I think that may be one reason God sends various trials, frustrations, difficulties and conundrums into our lives — to keep us paying attention to things we can only learn through repetition. More than that, difficulties may keep us paying attention to things we think we understand until we finally realize we don’t.

Many of the posts I’m talking about have been drawn from my recent journal entries, and I have continued to press on with posting them because I believe they record this process of cycling back over something repeatedly, and in so doing, gaining a clearer understanding of things. Indeed, each time I cycle back it seems I get something new.

So I’m hoping that these entries illustrate this most common way we learn… and the most common way God changes us. Not usually through sudden black and white epiphanies that turn us dramatically in a new direction (though occasionally those do happen), but incrementally, the changes happening so slowly we may not even notice.

I’ve had that feeling about this whole subject of what it means to trust the Lord in everything, to turn more and more areas of my life over to Him. I think in the past I’ve thought that I had already turned my life over to Him. But now we’re getting down to the nitty-gritty. In the past I tended to turn only the big things over — like a health issue, or concern for someone’s safety, or whether the book would be published, and after that whether it would sell, and after that whether readers would buy it and after that whether enough people would buy it to keep it alive enough in the market so that publishers would want my next book…

I turned over the matters of quality of story and meeting the deadline — and He came through, though on my last book, The Enclave, perhaps not in the way I had expected — ie, on my and the publisher’s timeline — nor in other areas either. Still, I know I was supposed to have written it and despite its having been pushed back into the shadows, it’s a book I like and am happy with.

But somehow what’s happening with Sky is different. All the fire and hunger and drive I had while writing previous books seems to have faded. I feel like I’m a different person. I feel like God has taken away all my former means of motivation: the desperate drive for success and approval, the fear of not achieving what I desire, or of losing what I’ve been given, guilt for not getting the work done in the time and manner I’ve decided it should be, for not fulfilling my duty to do what the world says I should when it comes to writing.

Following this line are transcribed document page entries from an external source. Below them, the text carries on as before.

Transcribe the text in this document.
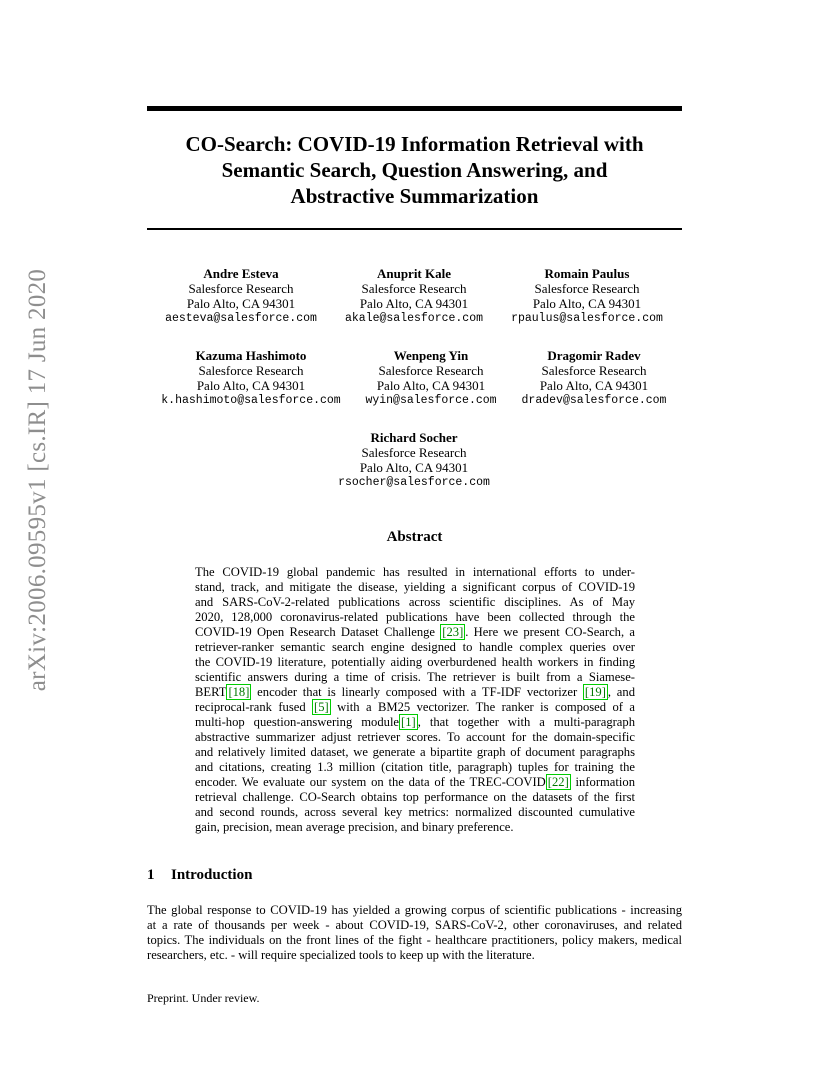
arXiv:2006.09595v1 [cs.IR] 17 Jun 2020
CO-Search: COVID-19 Information Retrieval with
Semantic Search, Question Answering, and
Abstractive Summarization
Andre Esteva
Salesforce Research
Palo Alto, CA 94301
aesteva@salesforce.com
Anuprit Kale
Salesforce Research
Palo Alto, CA 94301
akale@salesforce.com
Romain Paulus
Salesforce Research
Palo Alto, CA 94301
rpaulus@salesforce.com
Kazuma Hashimoto
Salesforce Research
Palo Alto, CA 94301
k.hashimoto@salesforce.com
Wenpeng Yin
Salesforce Research
Palo Alto, CA 94301
wyin@salesforce.com
Dragomir Radev
Salesforce Research
Palo Alto, CA 94301
dradev@salesforce.com
Richard Socher
Salesforce Research
Palo Alto, CA 94301
rsocher@salesforce.com
Abstract
The COVID-19 global pandemic has resulted in international efforts to under-
stand, track, and mitigate the disease, yielding a significant corpus of COVID-19
and SARS-CoV-2-related publications across scientific disciplines. As of May
2020, 128,000 coronavirus-related publications have been collected through the
COVID-19 Open Research Dataset Challenge [23] . Here we present CO-Search, a
retriever-ranker semantic search engine designed to handle complex queries over
the COVID-19 literature, potentially aiding overburdened health workers in finding
scientific answers during a time of crisis. The retriever is built from a Siamese-
BERT [18] encoder that is linearly composed with a TF-IDF vectorizer [19] , and
reciprocal-rank fused [5] with a BM25 vectorizer. The ranker is composed of a
multi-hop question-answering module [1] , that together with a multi-paragraph
abstractive summarizer adjust retriever scores. To account for the domain-specific
and relatively limited dataset, we generate a bipartite graph of document paragraphs
and citations, creating 1.3 million (citation title, paragraph) tuples for training the
encoder. We evaluate our system on the data of the TREC-COVID [22] information
retrieval challenge. CO-Search obtains top performance on the datasets of the first
and second rounds, across several key metrics: normalized discounted cumulative
gain, precision, mean average precision, and binary preference.
1 Introduction
The global response to COVID-19 has yielded a growing corpus of scientific publications - increasing
at a rate of thousands per week - about COVID-19, SARS-CoV-2, other coronaviruses, and related
topics. The individuals on the front lines of the fight - healthcare practitioners, policy makers, medical
researchers, etc. - will require specialized tools to keep up with the literature.
Preprint. Under review.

At the moment, I’ve been so mired in the early chapters, for so long, with so many life events disrupting concentration and draining energy, I’ve lost touch with the scenes that would normally pull me through the book. I have only the broadest of outlines as to what’s going to happen, and a plethora of possibilities.

All of which leaves me with nothing to rely on but Him to move me through it. And hence I’ve come back to the matter of self-discipline, and if it’s not to be that, then how do I really, practically, detail by detail turn this all over to Him, without falling into the “let go and let God” approach where I more or less drift along?  If I just relax and decide to give it to Him, how so I know He’s leading me, rather than my own lusts and desires? Shouldn’t I at least be trying to exercise self-discipline? Isn’t that only reasonable?

I think the answer’s in the middle, but I still haven’t really figured out how it looks in my particular life. Which is the essence of this long cycle of learning that I’ve been going through and setting down in various posts here on my blog.

Because more and more I’m thinking that maybe all I need to do is just stop thinking about me and my self-discipline and focus on the fact that He’s promised to do it, promised to make all grace abound to me so I’ve have sufficiency in everything and an abundance for every good work… and then just trust Him to do it.

Yes, I’m pretty sure I’ve said that already. But I’m a stupid sheep. I need to hear it again. Write it again. Focus on it again… Daily. Maybe hourly.

Update: I wrote and titled this post this morning, and did most of my editing on it then. This evening, when I turned on Bible Class, live from Deerfield Beach, Florida, Pastor John announced that tonight’s class was titled, Abraham Teaches us the Importance of Time for Personal Growth.”  How cool is that?